Les vœux poétiques de Jacques Ferlay

Chaque année, depuis 1985, Jacques Ferlay compose lui-même un recueil de poésie pour adresser ses vœux à ses amis. Selon son inspiration et l'air du temps, il explore un thème d'actualité ou une forme poétique originale, comme par exemple l'heptasyllabe. Pour 2012, il a choisi le haiku comme mode d'expression et en a écrit douze pour rythmer cette nouvelle année. Je le remercie vivement de me permettre de les faire partager aux lecteurs de ce blog.


Janvier


La craie du silence
raye l’ardoise du ciel
planté dans la neige


Février

Le bouton de rose
d’un clignement de paupière
voit s’il faut éclore


Mars

Au soleil naissant
les tulipes s’égosillent
quêtant un peu d’ombre


Avril

Le temps fait le beau
incitant les jolies femmes
à se dévêtir


Mai

En signe de Paix
hécatombe des muguets…
mais pour quel HÉRODE ?


Juin

Scieuse de long
la cigale s’exténue
à trancher le chêne


Juillet

Nuits caniculaires
la piscine des voisins
devient insomniaque


Août

La lune dans l’étang
et si vite que je plonge
elle saute au ciel


Septembre

La figue éclatante
opérée à cœur ouvert
qui la sauvera ?


Octobre

L’été s’éternise
la pâquerette s’amuse
sous les feuilles mortes


Novembre

Un tir de pétanque
décapite le moral
de l’équipe adverse


Décembre

La bougie en larmes
se drape de son chagrin
pour se fortifier


Jacques Ferlay


Complément:

- Une rencontre avec le poète à Nice

samedi 7 janvier 2012

La petite flamme de l'espérance

C'est une troisième année qui s'ouvre en 2012 pour ce blog. En même temps que mes vœux, j'adresse mes chaleureux remerciements à tous ceux qui m'aident dans cette aventure en m'apportant leurs précieuses contributions, leur aide et leur soutien.

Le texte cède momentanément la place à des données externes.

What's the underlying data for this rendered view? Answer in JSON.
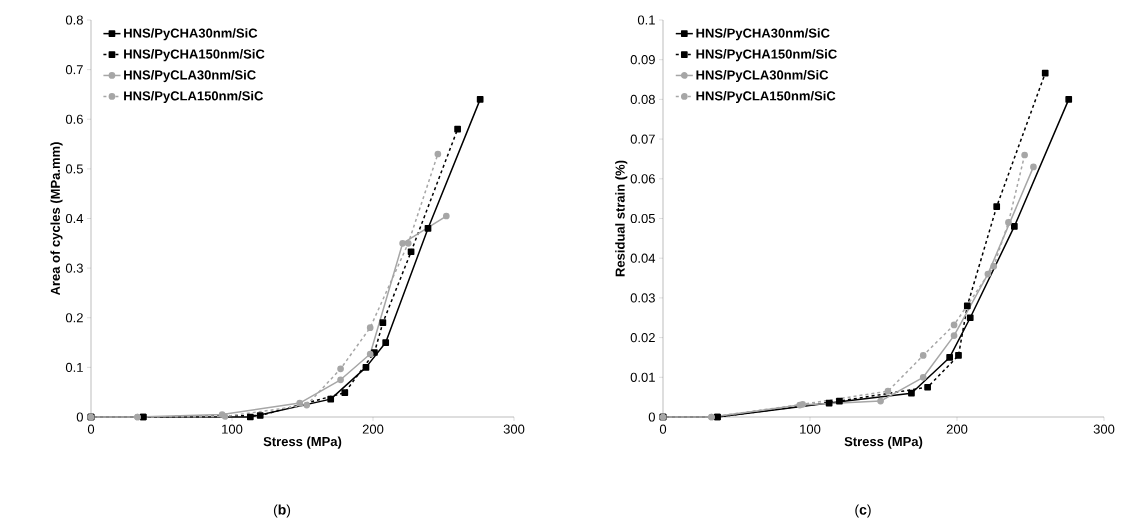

Ils participent de cette espérance dont nous voulons témoigner tout autour de nous pour dire que ce monde a encore un avenir dès lors que l'on a choisi de l'habiter en poète.


AINSI REVIENT L’ESPERANCE

Hier
la laine des nuages
réchauffait le ciel

Aujourd’hui
elle se défait
entre les doigts du vent

En janvier
les attelages de l’an neuf
font reculer la nuit

Ainsi revient l’espérance
tenace
dans le cœur des hommes.


Jean-Luc Pouliquen

Complément :

- Ce poème extrait de En attendant la grâce a été repris dans Mémoire sans tain (Poésie 1982-2002).